Considérant qu'aux termes du troisième alinéa de l'article L. 231 du code électoral : "Les agents salariés communaux ne peuvent être élus au conseil municipal de la commune qui les emploie ( ...)" ; qu'il résulte de l'instruction que M. X..., technicien agricole contractuel, avait la qualité de salarié de la COMMUNE DE SAINT-PHILIPPE à la date à laquelle il a été appelé à siéger au conseil municipal ; que la circonstance que le contrat le liant à la commune venait à expiration le 30 avril 1998 est sans incidence sur son éligibilité en tant que conseiller municipal à la date de sa désignation ;
Considérant qu'il résulte de ce qui précède que la désignation de M. X... en tant que conseiller municipal de la COMMUNE DE SAINT-PHILIPPE doit être annulée ;
Considérant qu'il résulte des dispositions du deuxième alinéa de l'article L. 270 que lorsque les dispositions du 1er alinéa ne peuvent s'appliquer, il est procédé au renouvellement du conseil municipal mais seulement dans le cas où le conseil a perdu les deux tiers de ses membres ou dans celui où il y a lieu de procéder à l'élection d'un nouveau maire ; qu'en l'espèce, la proclamation d'un candidat venant immédiatement après M. X... sur sa liste n'est pas possible ; que les conditions mises à un renouvellement du conseil municipal ne sont pas remplies ; que, dès lors, les dispositions de l'article L. 270 faisant obstacle à une élection ne portant que sur un siège, il y a lieu , pour le juge de l'élection, de constater la vacance de ce siège ;
Sur l'application de l'article 75-I de la loi n° 91-647 du 10 juillet 1991 :
Considérant que les dispositions de l'article 75-I font obstacle à ce que l'Etat, qui n'est pas dans la présente instance la partie perdante, soit condamné à verser à laCOMMUNE DE SAINT-PHILIPPE et à M. X... les sommes qu'ils demandent au titre des frais exposés par eux et non compris dans les dépens ;
Article 1er : Le jugement du tribunal administratif de Saint-Denis en date du 7 mai 1998 est annulé.
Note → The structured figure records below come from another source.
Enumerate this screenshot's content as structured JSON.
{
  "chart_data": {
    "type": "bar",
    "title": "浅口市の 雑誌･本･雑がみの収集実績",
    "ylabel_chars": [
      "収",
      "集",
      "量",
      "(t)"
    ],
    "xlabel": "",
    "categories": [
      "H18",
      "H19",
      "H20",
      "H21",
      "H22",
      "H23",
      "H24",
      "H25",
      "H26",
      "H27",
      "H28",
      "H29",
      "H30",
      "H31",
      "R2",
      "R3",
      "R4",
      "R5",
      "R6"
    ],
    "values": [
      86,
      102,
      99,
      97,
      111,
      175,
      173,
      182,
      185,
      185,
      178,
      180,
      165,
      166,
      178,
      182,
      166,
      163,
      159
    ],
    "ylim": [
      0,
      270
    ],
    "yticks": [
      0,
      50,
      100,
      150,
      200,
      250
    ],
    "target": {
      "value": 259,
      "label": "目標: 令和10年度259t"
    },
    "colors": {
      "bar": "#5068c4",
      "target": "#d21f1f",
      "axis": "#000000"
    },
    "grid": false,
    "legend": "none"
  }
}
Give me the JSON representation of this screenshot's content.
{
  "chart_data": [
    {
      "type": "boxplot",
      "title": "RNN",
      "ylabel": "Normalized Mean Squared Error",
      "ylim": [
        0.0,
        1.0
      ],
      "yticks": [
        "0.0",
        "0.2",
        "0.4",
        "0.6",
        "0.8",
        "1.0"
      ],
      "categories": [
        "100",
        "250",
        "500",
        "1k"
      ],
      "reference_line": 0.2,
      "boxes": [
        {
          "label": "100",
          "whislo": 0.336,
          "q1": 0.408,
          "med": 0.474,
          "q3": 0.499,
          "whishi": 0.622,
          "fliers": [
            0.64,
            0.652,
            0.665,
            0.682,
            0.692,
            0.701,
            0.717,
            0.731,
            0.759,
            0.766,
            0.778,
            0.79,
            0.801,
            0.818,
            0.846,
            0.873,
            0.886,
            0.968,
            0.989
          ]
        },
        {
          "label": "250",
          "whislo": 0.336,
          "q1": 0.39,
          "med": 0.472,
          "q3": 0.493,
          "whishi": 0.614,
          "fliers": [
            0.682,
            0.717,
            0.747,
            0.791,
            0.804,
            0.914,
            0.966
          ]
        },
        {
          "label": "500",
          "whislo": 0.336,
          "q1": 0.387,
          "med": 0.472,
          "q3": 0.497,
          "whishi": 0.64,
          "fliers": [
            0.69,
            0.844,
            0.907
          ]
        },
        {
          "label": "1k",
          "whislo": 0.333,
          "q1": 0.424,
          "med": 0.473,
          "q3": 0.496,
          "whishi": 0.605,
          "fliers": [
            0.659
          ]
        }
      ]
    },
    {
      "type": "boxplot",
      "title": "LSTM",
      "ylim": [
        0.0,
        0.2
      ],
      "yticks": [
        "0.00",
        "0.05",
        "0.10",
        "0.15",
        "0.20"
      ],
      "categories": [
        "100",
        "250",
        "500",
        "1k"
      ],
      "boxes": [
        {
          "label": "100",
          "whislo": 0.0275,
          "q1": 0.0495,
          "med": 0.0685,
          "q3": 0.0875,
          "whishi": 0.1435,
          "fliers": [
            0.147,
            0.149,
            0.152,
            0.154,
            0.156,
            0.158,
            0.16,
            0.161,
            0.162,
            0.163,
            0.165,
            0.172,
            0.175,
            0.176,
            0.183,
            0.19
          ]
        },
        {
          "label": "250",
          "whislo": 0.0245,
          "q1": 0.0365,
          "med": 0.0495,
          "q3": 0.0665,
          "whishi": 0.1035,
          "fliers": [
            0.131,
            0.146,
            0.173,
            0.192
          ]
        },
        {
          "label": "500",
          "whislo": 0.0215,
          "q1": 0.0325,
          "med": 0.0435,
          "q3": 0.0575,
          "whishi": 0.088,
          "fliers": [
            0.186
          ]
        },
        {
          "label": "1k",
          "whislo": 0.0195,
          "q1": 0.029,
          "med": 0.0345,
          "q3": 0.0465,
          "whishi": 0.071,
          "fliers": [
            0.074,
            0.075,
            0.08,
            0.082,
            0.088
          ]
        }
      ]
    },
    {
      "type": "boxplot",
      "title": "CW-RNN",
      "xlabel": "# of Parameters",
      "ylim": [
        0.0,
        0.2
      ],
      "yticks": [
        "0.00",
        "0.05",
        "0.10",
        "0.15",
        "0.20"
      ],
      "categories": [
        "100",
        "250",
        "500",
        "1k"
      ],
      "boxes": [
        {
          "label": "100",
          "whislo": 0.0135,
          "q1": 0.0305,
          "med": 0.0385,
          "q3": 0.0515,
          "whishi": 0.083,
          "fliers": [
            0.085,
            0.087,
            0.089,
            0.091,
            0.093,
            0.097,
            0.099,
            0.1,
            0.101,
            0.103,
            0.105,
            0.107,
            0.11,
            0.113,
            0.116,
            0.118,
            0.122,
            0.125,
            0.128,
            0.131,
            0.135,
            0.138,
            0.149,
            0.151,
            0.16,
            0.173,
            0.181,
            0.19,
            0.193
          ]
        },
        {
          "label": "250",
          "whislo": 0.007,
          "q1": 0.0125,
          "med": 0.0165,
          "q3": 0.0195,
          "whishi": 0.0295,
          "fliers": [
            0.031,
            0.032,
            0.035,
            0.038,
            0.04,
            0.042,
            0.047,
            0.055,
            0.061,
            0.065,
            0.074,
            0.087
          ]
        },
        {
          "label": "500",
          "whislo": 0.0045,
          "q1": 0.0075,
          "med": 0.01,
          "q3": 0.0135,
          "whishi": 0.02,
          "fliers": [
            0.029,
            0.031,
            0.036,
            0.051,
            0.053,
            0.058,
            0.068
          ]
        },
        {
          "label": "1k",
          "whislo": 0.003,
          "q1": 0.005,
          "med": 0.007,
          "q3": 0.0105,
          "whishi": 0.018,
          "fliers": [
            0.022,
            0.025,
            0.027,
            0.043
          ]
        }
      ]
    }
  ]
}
Article 2 : La désignation de M. X... en qualité de conseiller municipal est annulée.
Article 3 : Les conclusions de M. X... et de la COMMUNE DE SAINT-PHILIPPE tendant à l'application des dispositions de l'article 75-I de la loi du 10 juillet 1991 sont rejetées.
Article 4 : La présente décision sera notifiée à la COMMUNE DE SAINT-PHILIPPE, à M. Willy X..., au préfet de la Réunion et au ministre de l'intérieur.